From the look of the engineering works on the runway at the Kigali International Airport, the ease with which immigration officials undertake their duty and the relative calmness of the entire scheme of business, Rwanda is no doubt scaling greater heights.

Looking at Rwanda from an outsider’s perspective, it is almost impossible to tell whether the country still suffers from the deep scars of the 1994 genocide. The people do not seem to have specific sensitivities or hate for each other, in fact, they love each other.

The country is better known as a pacesetter in the Information, Communication Technologies (ICT) initiatives and has achieved what to many other African countries like Ethiopia for instance, would consider a feat in the ICT deregulation.

For President Paul Kagame, ICT is the most pro-active invention ever created against poverty, whose use he advocates in order to cut down on the role of the middle-men, who eat the hard earnings of farmers.

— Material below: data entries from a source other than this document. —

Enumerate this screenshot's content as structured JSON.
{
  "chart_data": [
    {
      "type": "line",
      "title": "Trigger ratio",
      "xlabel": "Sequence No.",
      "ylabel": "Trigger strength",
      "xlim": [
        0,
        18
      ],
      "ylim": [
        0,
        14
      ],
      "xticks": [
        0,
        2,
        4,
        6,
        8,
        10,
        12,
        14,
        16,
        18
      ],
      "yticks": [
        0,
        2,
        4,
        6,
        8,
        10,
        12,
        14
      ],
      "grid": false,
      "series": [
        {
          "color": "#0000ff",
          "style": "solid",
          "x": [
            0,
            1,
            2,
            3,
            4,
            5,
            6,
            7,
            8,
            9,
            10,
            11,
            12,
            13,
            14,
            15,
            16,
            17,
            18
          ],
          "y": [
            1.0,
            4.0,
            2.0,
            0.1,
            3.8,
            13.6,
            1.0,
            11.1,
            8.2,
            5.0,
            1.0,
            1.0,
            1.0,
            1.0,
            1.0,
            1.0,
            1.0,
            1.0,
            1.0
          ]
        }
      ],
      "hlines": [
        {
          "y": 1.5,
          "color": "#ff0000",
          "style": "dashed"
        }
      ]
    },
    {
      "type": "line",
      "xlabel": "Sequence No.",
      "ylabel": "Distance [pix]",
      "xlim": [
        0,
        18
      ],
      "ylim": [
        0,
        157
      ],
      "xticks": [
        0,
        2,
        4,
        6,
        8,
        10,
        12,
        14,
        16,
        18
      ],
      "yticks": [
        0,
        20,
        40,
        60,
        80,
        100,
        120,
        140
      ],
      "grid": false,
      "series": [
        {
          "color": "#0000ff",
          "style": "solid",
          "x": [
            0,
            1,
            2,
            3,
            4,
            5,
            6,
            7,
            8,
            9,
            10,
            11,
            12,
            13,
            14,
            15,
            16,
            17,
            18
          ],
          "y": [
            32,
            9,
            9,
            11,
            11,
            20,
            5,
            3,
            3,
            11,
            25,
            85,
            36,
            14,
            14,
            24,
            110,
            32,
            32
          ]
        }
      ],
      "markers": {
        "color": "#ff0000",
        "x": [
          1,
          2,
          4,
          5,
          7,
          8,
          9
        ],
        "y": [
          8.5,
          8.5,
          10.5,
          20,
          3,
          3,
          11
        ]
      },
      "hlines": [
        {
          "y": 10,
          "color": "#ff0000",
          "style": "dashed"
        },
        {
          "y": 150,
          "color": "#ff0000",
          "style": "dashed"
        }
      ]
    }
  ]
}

He believes ICT tools should cease to be symbols of status.

"In 10 short years, what was once an object of luxury and privilege, the mobile phone has become a basic necessity in Africa," President Kagame told a recent Summit in Kigali.

"Farmers use this medium to receive market information of where to sell their products at better prices," he told delegates including six African leaders during an ICT summit.

In Rwanda, ICT is rapidly becoming the engineering tool on which every business transaction is based. Even though the prices of various ICT tools and equipment still remain beyond the reach of many, efforts to reduce these prices are now underway.

Internet access in Kigali is free in most international hotels unlike in most places in Africa where access to the internet is still considered a terrible luxury.

ICT is an enabler for businesses in Kigali. Rwandan businesses utilise free broadband access to lure customers to their shops, in effect using the internet to add value to their products, unlike in places like Nairobi, where such facilities are not as yet accessible.